The recent story entitled – Thee Cocktails You Must Know was one of our most popular articles last month. I’m still concerned that many of you enjoy reading cocktail recipes but haven’t made the leap to home bartender as yet.
Well it’s time to roll up your sleeves, grab the jigger, and start making cocktails. Making cocktails at home is simply a matter of arming yourself with the right tools and the ability to follow simple directions. In other words, there are no excuses.
With no further delay I present the next three cocktails that you must know and hopefully make and enjoy.
Three More Classic Cocktails
For me and many the Margarita is the official cocktail of summer. It is another classic cocktail that relies on just three ingredients. All three ingredients must be top-notch.
First, the Tequila has to be of the 100% agave variety and for me it must be a blanco. There are some who want to make an upscale version of the margarita by utilizing the more pricey aged versions but I’ve never been a fan of wood in my margarita.
The margarita is a cocktail that celebrates fresh and vibrant flavors like the raw and untamed beauty of a 100% agave blanco Tequila, fresh squeezed lime juice, and an orange liqueur that is also free of wood aging.
We owe a debt of gratitude to the Count Negroni (yes, he was a real guy – see the story) for altering the classic Americano and creating the cocktail that bears his name. Again this is a great classic cocktail that is built with just three ingredients:
Campari, Sweet Vermouth, and Gin.
It can be served up but I am partial to the Negroni being served on ice with a generous strip of fresh orange peel.

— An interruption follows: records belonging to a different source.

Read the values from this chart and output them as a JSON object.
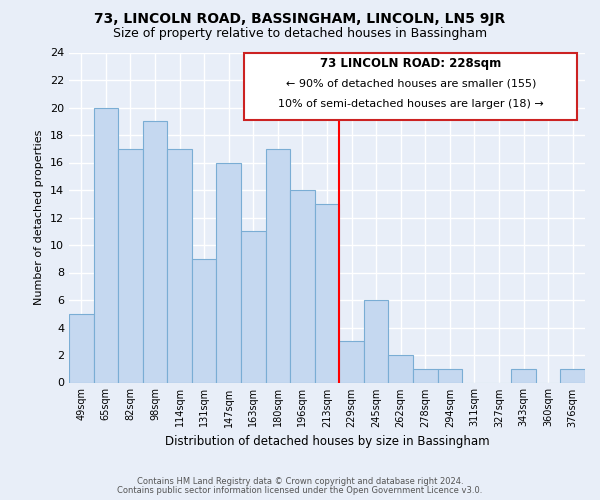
{
  "title": "73, LINCOLN ROAD, BASSINGHAM, LINCOLN, LN5 9JR",
  "subtitle": "Size of property relative to detached houses in Bassingham",
  "xlabel": "Distribution of detached houses by size in Bassingham",
  "ylabel": "Number of detached properties",
  "bar_labels": [
    "49sqm",
    "65sqm",
    "82sqm",
    "98sqm",
    "114sqm",
    "131sqm",
    "147sqm",
    "163sqm",
    "180sqm",
    "196sqm",
    "213sqm",
    "229sqm",
    "245sqm",
    "262sqm",
    "278sqm",
    "294sqm",
    "311sqm",
    "327sqm",
    "343sqm",
    "360sqm",
    "376sqm"
  ],
  "bar_values": [
    5,
    20,
    17,
    19,
    17,
    9,
    16,
    11,
    17,
    14,
    13,
    3,
    6,
    2,
    1,
    1,
    0,
    0,
    1,
    0,
    1
  ],
  "bar_color": "#c5d8f0",
  "bar_edge_color": "#7aadd4",
  "ylim": [
    0,
    24
  ],
  "yticks": [
    0,
    2,
    4,
    6,
    8,
    10,
    12,
    14,
    16,
    18,
    20,
    22,
    24
  ],
  "annotation_title": "73 LINCOLN ROAD: 228sqm",
  "annotation_line1": "← 90% of detached houses are smaller (155)",
  "annotation_line2": "10% of semi-detached houses are larger (18) →",
  "footer_line1": "Contains HM Land Registry data © Crown copyright and database right 2024.",
  "footer_line2": "Contains public sector information licensed under the Open Government Licence v3.0.",
  "bg_color": "#e8eef8",
  "grid_color": "#c8d4e8",
  "ref_line_index": 11
}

The Negroni classically calls for its three ingredients to be dosing in equal measure. In modern times many bartenders have modified the drink to feature Gin opting for a larger portion of the juniper-laced spirit. I prefer the classic and go with an once and a half of each ingredient.
French 75 (recipe)
The French 75 is a classic cocktail that is scandalously under-served. Perhaps it’s not glitzy enough – I disagree – or perhaps it’s because some bars have a problem keeping sparkling wine fresh and carbonated.
The French 75 is a cocktail that is apptreciated by all from the cocktail novice to the pro. Every single time I have introduced this cocktail to bar staff and servers they have always had an instant love affair with the French 75.
It’s easy to construct and it is a perfect aperitif to serve for guests to open your dinner party. You can get six French 75s from a single bottle of Champagne or sparkling wine and the other ingredients can easily be batched making quick to construct in front of your guests. On most occasion a quality, dry Prosecco will suffice but the drink is actually better when you use a dry Champagne. A decent non-vintage Champagne will cost you $25 to $30 a bottle but it’s worth it.
I hope that this has inspired you to shake-up some classic cocktails of your own at home.